Alright, guys, it's been a year and a half since I posted something on this blog. A year and a half. Shame on me. But the ideas that led to making this blog are even more important to me than two Septembers ago. So I hereby make a renewed commitment to promoting both art and science, and perhaps melding the two. Who knows?

There could be no better way to promote this view than the
article I'm about to share. It comes from the esteemed Seed Magazine and it was published in December of last year. John Maeda is the president of the Rhode Island School of Design and he laments our seemingly total encouragement of STEM (science, technology, engineering and math) at the expense of IDEA (intuition, design, emotion and art). None of this is new - music and art programs are being cut with alarming regularity in schools, while science and technology are being touted as what will save America from this recession.

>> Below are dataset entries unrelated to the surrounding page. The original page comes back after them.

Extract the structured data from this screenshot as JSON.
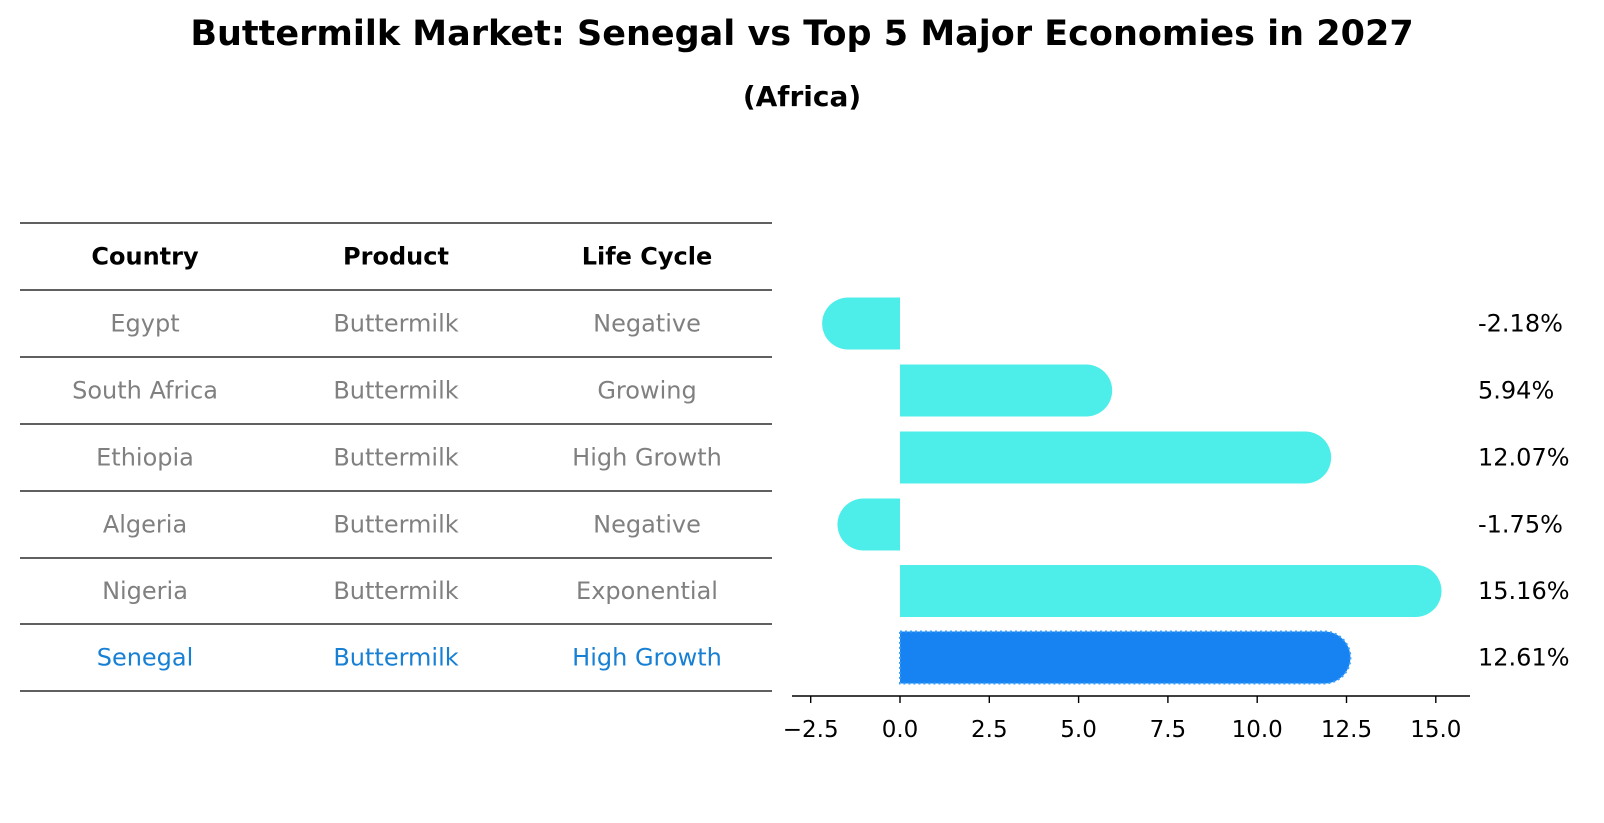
{
  "header": {
    "title": "Buttermilk Market: Senegal vs Top 5 Major Economies in 2027",
    "subtitle": "(Africa)"
  },
  "colors": {
    "bar": "#4deee9",
    "highlight_bar": "#1783f2",
    "highlight_text": "#1780d4",
    "muted_text": "#808080"
  },
  "table": {
    "headers": [
      "Country",
      "Product",
      "Life Cycle"
    ],
    "rows": [
      {
        "country": "Egypt",
        "product": "Buttermilk",
        "life_cycle": "Negative",
        "highlight": false
      },
      {
        "country": "South Africa",
        "product": "Buttermilk",
        "life_cycle": "Growing",
        "highlight": false
      },
      {
        "country": "Ethiopia",
        "product": "Buttermilk",
        "life_cycle": "High Growth",
        "highlight": false
      },
      {
        "country": "Algeria",
        "product": "Buttermilk",
        "life_cycle": "Negative",
        "highlight": false
      },
      {
        "country": "Nigeria",
        "product": "Buttermilk",
        "life_cycle": "Exponential",
        "highlight": false
      },
      {
        "country": "Senegal",
        "product": "Buttermilk",
        "life_cycle": "High Growth",
        "highlight": true
      }
    ]
  },
  "chart_data": {
    "type": "bar",
    "orientation": "horizontal",
    "title": "Buttermilk Market: Senegal vs Top 5 Major Economies in 2027",
    "subtitle": "(Africa)",
    "categories": [
      "Egypt",
      "South Africa",
      "Ethiopia",
      "Algeria",
      "Nigeria",
      "Senegal"
    ],
    "values": [
      -2.18,
      5.94,
      12.07,
      -1.75,
      15.16,
      12.61
    ],
    "value_labels": [
      "-2.18%",
      "5.94%",
      "12.07%",
      "-1.75%",
      "15.16%",
      "12.61%"
    ],
    "highlight_index": 5,
    "xlim": [
      -3.05,
      16.0
    ],
    "xticks": [
      -2.5,
      0.0,
      2.5,
      5.0,
      7.5,
      10.0,
      12.5,
      15.0
    ],
    "xtick_labels": [
      "−2.5",
      "0.0",
      "2.5",
      "5.0",
      "7.5",
      "10.0",
      "12.5",
      "15.0"
    ],
    "xlabel": "",
    "ylabel": "",
    "grid": false,
    "legend": false
  }
}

I don't disagree with that statement, and John Maeda doesn't either. But he wants to combine the two, to put "just a little bit of our humanity back into America’s innovation engines" and humanize the innovation that, to his mind, has become a kind of never-ending loop.

As President of the Rhode Island School of Design, Mr. Maeda uses artists and designers as his examples. As he says, "RISD represents the ultimate culture of makers. There is no greater integrity, no greater goal achieved, than an idea articulately expressed through something made with your hands. We call this constant dialogue between eye, mind, and hand “critical thinking—critical making.” It’s an education in getting your hands dirty, in understanding why you made what you made, and owning the impact of the work in the world. It’s what artists and designers do."

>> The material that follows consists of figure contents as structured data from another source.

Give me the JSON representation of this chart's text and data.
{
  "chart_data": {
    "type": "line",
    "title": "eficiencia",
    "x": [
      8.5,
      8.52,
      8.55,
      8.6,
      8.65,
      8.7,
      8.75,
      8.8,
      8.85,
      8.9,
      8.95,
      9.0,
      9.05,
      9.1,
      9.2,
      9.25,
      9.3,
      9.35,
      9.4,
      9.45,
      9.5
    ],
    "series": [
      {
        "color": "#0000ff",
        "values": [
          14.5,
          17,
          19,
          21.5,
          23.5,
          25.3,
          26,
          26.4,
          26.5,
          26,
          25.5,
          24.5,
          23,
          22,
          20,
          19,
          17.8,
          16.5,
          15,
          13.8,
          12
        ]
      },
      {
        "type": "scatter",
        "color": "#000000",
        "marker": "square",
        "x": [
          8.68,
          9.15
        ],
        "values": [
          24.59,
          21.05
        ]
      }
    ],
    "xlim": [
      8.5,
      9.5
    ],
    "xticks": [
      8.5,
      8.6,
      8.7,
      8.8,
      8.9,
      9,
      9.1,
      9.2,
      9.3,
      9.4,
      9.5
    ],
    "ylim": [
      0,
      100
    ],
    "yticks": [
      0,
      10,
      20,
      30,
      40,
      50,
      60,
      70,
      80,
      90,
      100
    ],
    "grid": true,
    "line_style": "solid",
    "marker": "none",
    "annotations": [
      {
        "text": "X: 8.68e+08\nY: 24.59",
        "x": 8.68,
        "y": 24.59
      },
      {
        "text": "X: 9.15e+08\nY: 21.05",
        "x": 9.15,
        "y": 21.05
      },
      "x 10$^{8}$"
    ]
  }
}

As an actor myself, I can only translate that into the work of creating a new character. That isn't done by getting your hands dirty, per se, but the real value of understanding how different characters, different traits, different ways of understanding the world, different personalities is on the same measure as being able to understand a butterfly by recreating it through art. There is a science in re-creation (whether butterflies or personalities) that a scientist does not have access to by mere observation. There is a wealth of information to be gained when we can step inside someone else's shoes, even if it's a butterfly's.

Unfortunately, we are starting to hold scientific quantifiable data to a higher value than the qualifiable data we acquire when we seek to understand by going within an idea or culture or emotion. As Mr. Maeda puts it, "I’ve begun to wonder recently whether STEM needs something to give it some STE(A)M—an “A” for art between the engineering and the math to ground the bits and bytes in the physical world before us, to lift them up and make them human." Who knows what ideas we'll find when we put these two ideologies together?

By the way, my favorite sentence of this entire article? "Artists do research with an open-mindedness and rigorous inquiry unseen in most other disciplines, except true science. " Yes.